Además, la nostalgia política del pensamiento reaccionario no es ajena a una izquierda que sigue defendiendo una mentalidad, un mito o ideas políticas del siglo pasado; la militancia ciega de estas nostalgias puede desarrollar en estas izquierdas una niebla de mitos y un sentimiento de traición histórica. Esto es una motivación poderosa para cambiar y reconfigurar todo el sistema de valores vigente, que es lo que ocurre con Podemosy el mito, que ahora también es también un objetivo político, de la España republicana. Al reaccionario político le impulsan pasiones y creencias parecidas a las del revolucionario comprometido, es interesante constatar las afinidades y la interrelación entre el impulso reaccionario y el revolucionario en el caso de la añorada España republicana o el independentismo catalán.

Un nuevo acontecimiento

Tenemos que ir un poco más allá de los elogios estereotipados y las caricaturas. Una mirada atenta a nuestros reaccionarios, alejada de clichés, nos permitiría conocer el intrincado mecanismo de causalidad que produce dinámicas revolucionarias y reaccionarias. Los reaccionarios siguen utilizando como mito central las dos Españas, y este imaginario colectivo se remueve y se mezcla con un lenguaje y mitos de otra generación que a su vez sirven como impulso para revolucionar el momento político actual. Además, la 'nueva España', que parece un nuevo acontecimiento político-teológico y revolucionario, en realidad se parece mucho a la vieja España en términos políticos; porque sigue caracterizada por derivas polarizadoras, el cainismo, el partidismo y los enemigos del diálogo. ¿Qué político se aventuraría a decir, despreciando la evidencia histórica, que esta dinámica política es novedosa y se atrevería a calificar esta España de 'nueva'?

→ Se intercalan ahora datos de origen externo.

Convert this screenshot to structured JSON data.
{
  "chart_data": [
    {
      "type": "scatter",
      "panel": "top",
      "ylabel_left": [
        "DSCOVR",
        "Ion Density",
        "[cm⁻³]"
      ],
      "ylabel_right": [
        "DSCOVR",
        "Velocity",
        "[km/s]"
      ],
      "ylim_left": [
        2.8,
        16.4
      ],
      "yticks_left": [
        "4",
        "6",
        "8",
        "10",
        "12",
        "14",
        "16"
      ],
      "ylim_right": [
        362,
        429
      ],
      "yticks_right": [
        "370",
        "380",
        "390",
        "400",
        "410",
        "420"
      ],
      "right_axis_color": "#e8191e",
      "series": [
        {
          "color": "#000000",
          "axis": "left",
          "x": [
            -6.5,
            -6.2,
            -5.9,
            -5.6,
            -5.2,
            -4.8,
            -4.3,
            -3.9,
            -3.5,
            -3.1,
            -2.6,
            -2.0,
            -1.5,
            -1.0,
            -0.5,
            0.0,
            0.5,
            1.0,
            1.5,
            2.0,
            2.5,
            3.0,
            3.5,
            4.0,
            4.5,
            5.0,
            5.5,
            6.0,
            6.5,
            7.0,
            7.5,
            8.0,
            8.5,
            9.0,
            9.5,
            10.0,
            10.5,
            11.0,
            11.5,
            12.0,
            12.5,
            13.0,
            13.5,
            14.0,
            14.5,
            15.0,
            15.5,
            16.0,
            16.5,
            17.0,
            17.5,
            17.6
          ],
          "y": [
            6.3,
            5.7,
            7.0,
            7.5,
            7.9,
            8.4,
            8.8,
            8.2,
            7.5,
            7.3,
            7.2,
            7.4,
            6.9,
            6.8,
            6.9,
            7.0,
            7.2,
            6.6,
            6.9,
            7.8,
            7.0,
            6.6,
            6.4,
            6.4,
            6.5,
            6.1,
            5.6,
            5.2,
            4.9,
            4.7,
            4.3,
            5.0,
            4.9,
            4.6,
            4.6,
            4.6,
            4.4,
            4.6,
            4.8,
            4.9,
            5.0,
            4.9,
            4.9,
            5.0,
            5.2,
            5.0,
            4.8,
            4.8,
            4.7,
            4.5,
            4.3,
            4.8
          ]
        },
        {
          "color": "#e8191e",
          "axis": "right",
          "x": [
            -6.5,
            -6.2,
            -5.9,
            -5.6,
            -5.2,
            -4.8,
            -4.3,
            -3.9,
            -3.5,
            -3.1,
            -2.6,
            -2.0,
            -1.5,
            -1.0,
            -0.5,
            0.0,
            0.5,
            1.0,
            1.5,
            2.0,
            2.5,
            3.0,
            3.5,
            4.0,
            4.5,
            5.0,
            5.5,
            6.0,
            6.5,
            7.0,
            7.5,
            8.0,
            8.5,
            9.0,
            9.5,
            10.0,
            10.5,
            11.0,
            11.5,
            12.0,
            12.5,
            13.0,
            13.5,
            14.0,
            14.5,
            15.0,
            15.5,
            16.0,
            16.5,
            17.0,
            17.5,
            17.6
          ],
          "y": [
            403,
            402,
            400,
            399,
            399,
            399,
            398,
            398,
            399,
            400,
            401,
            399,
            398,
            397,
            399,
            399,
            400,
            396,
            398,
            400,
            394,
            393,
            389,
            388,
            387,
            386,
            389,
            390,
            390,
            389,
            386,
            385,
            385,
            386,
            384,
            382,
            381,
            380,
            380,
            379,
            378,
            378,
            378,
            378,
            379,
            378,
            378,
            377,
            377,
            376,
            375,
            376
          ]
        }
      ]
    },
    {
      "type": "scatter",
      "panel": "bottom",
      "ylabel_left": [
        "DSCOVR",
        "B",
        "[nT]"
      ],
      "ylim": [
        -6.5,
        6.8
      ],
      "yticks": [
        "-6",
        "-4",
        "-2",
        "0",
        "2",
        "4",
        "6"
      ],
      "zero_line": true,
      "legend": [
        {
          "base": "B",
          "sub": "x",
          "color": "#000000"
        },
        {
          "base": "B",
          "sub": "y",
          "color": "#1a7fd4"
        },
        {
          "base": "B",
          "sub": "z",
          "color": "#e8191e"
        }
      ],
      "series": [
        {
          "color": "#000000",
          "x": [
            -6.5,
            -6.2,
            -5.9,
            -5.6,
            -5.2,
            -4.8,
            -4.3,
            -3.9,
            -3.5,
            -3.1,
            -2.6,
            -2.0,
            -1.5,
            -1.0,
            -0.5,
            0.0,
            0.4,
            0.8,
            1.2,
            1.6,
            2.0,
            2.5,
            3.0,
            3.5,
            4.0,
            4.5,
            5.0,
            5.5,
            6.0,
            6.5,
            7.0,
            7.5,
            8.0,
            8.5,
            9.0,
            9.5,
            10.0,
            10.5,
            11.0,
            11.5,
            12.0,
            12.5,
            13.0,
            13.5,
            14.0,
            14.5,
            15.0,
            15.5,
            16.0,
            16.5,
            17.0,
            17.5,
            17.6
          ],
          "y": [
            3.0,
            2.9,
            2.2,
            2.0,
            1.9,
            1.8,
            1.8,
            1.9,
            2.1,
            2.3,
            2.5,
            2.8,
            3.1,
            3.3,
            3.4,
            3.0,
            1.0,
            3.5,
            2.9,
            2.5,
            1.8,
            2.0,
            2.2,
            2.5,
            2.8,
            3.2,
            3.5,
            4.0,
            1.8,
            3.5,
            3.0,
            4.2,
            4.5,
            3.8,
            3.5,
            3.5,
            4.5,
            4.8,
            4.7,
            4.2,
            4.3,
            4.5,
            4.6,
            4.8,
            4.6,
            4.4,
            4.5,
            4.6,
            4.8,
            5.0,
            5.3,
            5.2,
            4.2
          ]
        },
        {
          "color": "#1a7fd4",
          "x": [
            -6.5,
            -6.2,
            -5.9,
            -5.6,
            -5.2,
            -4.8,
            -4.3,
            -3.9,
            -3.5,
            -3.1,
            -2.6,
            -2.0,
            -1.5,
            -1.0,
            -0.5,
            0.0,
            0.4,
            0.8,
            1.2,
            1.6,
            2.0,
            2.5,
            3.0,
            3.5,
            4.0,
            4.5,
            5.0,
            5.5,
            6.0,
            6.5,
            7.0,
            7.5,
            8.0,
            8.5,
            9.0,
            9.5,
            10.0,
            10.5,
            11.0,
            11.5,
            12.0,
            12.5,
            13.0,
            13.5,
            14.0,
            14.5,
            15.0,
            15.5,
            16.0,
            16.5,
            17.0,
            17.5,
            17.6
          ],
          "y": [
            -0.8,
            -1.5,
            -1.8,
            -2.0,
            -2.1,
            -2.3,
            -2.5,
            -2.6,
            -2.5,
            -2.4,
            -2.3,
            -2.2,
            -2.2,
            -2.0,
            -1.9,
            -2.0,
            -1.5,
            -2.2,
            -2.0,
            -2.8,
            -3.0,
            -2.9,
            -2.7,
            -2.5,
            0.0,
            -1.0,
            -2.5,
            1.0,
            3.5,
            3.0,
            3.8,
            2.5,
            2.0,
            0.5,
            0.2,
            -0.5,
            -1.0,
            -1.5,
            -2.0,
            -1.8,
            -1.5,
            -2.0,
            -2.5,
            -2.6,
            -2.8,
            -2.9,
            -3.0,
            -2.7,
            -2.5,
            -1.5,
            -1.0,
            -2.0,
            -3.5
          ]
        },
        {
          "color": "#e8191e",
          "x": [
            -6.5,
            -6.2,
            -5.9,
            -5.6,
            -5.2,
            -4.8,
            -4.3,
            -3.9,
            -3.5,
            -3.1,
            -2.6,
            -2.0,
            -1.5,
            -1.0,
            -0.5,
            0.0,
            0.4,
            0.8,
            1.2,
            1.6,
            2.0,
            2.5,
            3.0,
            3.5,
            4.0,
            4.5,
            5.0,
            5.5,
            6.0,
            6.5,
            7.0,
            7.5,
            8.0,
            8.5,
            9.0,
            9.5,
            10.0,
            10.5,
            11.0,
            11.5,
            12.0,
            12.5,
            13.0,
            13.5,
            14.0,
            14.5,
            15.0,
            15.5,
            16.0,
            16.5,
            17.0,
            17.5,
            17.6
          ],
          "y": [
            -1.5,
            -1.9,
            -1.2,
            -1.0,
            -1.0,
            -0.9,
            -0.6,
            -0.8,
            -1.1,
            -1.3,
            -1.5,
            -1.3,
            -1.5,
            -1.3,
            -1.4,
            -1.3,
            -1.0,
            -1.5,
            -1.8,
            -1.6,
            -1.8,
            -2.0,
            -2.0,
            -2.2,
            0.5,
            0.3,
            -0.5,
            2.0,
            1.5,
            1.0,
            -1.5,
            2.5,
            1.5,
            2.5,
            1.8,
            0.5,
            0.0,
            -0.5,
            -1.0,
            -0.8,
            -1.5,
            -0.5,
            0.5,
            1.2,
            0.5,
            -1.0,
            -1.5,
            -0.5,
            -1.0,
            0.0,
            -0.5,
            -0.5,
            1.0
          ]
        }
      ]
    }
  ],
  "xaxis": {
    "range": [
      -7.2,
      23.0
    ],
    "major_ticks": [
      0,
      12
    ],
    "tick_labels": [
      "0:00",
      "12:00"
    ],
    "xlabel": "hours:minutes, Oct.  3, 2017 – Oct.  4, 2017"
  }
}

Y tampoco se puede pretender que todos los que estén en contra de la 'nueva España' sean calificados de reaccionarios. La mayoría somos gente normal que no nos identificamos con el 'partido guau-guau'. Solo el ciudadano liberal progresista o el conservador con una perspectiva amplia puede frenar las derivas reaccionarias y las guerras culturales de derechas e izquierdas, que hoy pertenecen a dos trincheras ideológicas que realimentan su nostalgia política, impidiendo una conversación más leve y actualizada. Es un reto hablar sobre raíces, pertenencia y riqueza en la diversidad de manera inclusiva y de manera progresista, conformar un relato en el que “abandonemos la identidad en favor de los valores” (Finkielkraut). Esperemos que el 2021 nos traiga derechos y deberes, civilización, libertad y una política más actual. Esa es la nueva España que merecemos.